British motorsport engineer

Andy Latham (born 1978/1979) is a British Formula One and motorsport engineer. He is currently working as head of product for British defence technology company Skyral. He previously spent 21 years at McLaren, including serving as race engineer to Lewis Hamilton.

==Career==
Latham studied engineering at the University of Oxford, graduating with a Master of Engineering degree. He joined McLaren in 2000 as a vehicle dynamics engineer, working on simulation, set-up development and performance analysis. He subsequently moved into trackside roles, becoming assistant test engineer and later assistant race engineer.

From 2005 to 2006, Latham served as assistant race engineer to Kimi Räikkönen, contributing to race operations and performance development during McLaren's championship-contending seasons. In 2007 he worked as assistant race engineer to Fernando Alonso during the Spaniard's single season with the team.

Latham was promoted to race engineer in 2010, working with Lewis Hamilton through to the end of the 2012 season. In this role he oversaw car set-up and driver-engineering liaison during multiple race-winning campaigns.
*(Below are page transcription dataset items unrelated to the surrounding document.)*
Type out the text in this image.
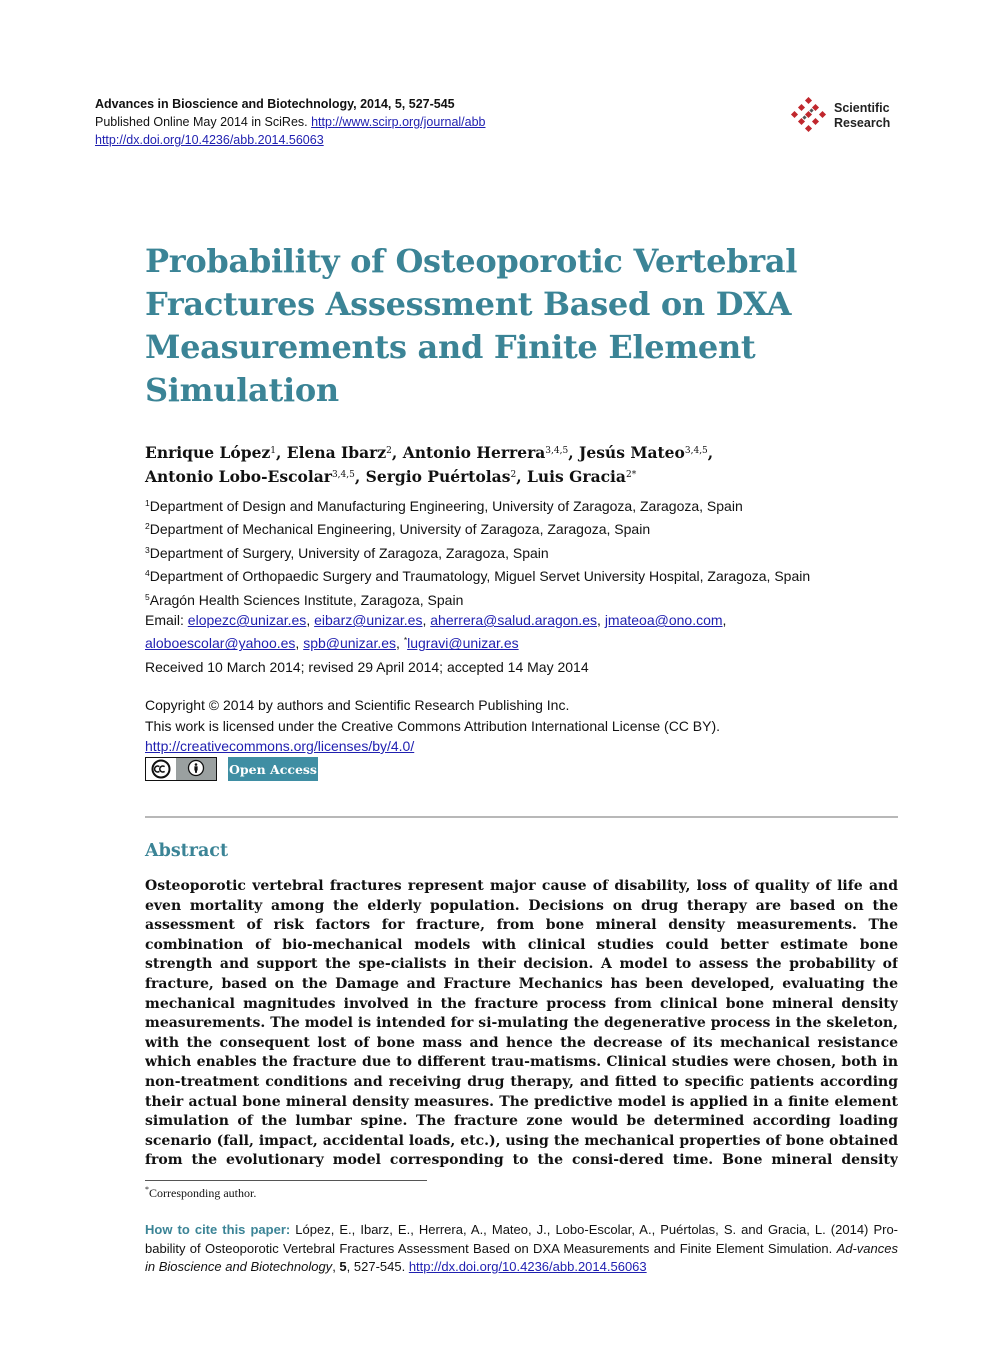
Advances in Bioscience and Biotechnology, 2014, 5, 527-545
Published Online May 2014 in SciRes. http://www.scirp.org/journal/abb
http://dx.doi.org/10.4236/abb.2014.56063
Scientific
Research
Probability of Osteoporotic Vertebral Fractures Assessment Based on DXA Measurements and Finite Element Simulation
Enrique López$^1$, Elena Ibarz$^2$, Antonio Herrera$^{3,4,5}$, Jesús Mateo$^{3,4,5}$,
Antonio Lobo-Escolar$^{3,4,5}$, Sergio Puértolas$^2$, Luis Gracia$^{2*}$
$^1$Department of Design and Manufacturing Engineering, University of Zaragoza, Zaragoza, Spain
$^2$Department of Mechanical Engineering, University of Zaragoza, Zaragoza, Spain
$^3$Department of Surgery, University of Zaragoza, Zaragoza, Spain
$^4$Department of Orthopaedic Surgery and Traumatology, Miguel Servet University Hospital, Zaragoza, Spain
$^5$Aragón Health Sciences Institute, Zaragoza, Spain
Email: elopezc@unizar.es, eibarz@unizar.es, aherrera@salud.aragon.es, jmateoa@ono.com,
aloboescolar@yahoo.es, spb@unizar.es, *lugravi@unizar.es
Received 10 March 2014; revised 29 April 2014; accepted 14 May 2014
Copyright © 2014 by authors and Scientific Research Publishing Inc.
This work is licensed under the Creative Commons Attribution International License (CC BY).
http://creativecommons.org/licenses/by/4.0/
Open Access
Abstract
Osteoporotic vertebral fractures represent major cause of disability, loss of quality of life and even mortality among the elderly population. Decisions on drug therapy are based on the assessment of risk factors for fracture, from bone mineral density measurements. The combination of bio-mechanical models with clinical studies could better estimate bone strength and support the spe-cialists in their decision. A model to assess the probability of fracture, based on the Damage and Fracture Mechanics has been developed, evaluating the mechanical magnitudes involved in the fracture process from clinical bone mineral density measurements. The model is intended for si-mulating the degenerative process in the skeleton, with the consequent lost of bone mass and hence the decrease of its mechanical resistance which enables the fracture due to different trau-matisms. Clinical studies were chosen, both in non-treatment conditions and receiving drug therapy, and fitted to specific patients according their actual bone mineral density measures. The predictive model is applied in a finite element simulation of the lumbar spine. The fracture zone would be determined according loading scenario (fall, impact, accidental loads, etc.), using the mechanical properties of bone obtained from the evolutionary model corresponding to the consi-dered time. Bone mineral density
*Corresponding author.
How to cite this paper: López, E., Ibarz, E., Herrera, A., Mateo, J., Lobo-Escolar, A., Puértolas, S. and Gracia, L. (2014) Pro-bability of Osteoporotic Vertebral Fractures Assessment Based on DXA Measurements and Finite Element Simulation. Ad-vances in Bioscience and Biotechnology, 5, 527-545. http://dx.doi.org/10.4236/abb.2014.56063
He left the position after the 2012 Italian Grand Prix to begin paternity leave and was replaced by Mark Temple.

Returning to McLaren at the start of the 2013 season, Latham became Strategy Team Leader at McLaren, helping shape race strategy processes and decision support tools before transitioning to McLaren Applied Technologies in 2015 as Chief Engineer, Analytics. There he focused on applying motorsport simulation, modelling and data-analysis methodologies to wider technology and industrial projects. In 2021, Latham moved into product and decision-support roles in the technology sector, continuing to specialise in data-driven performance engineering and analytical software development.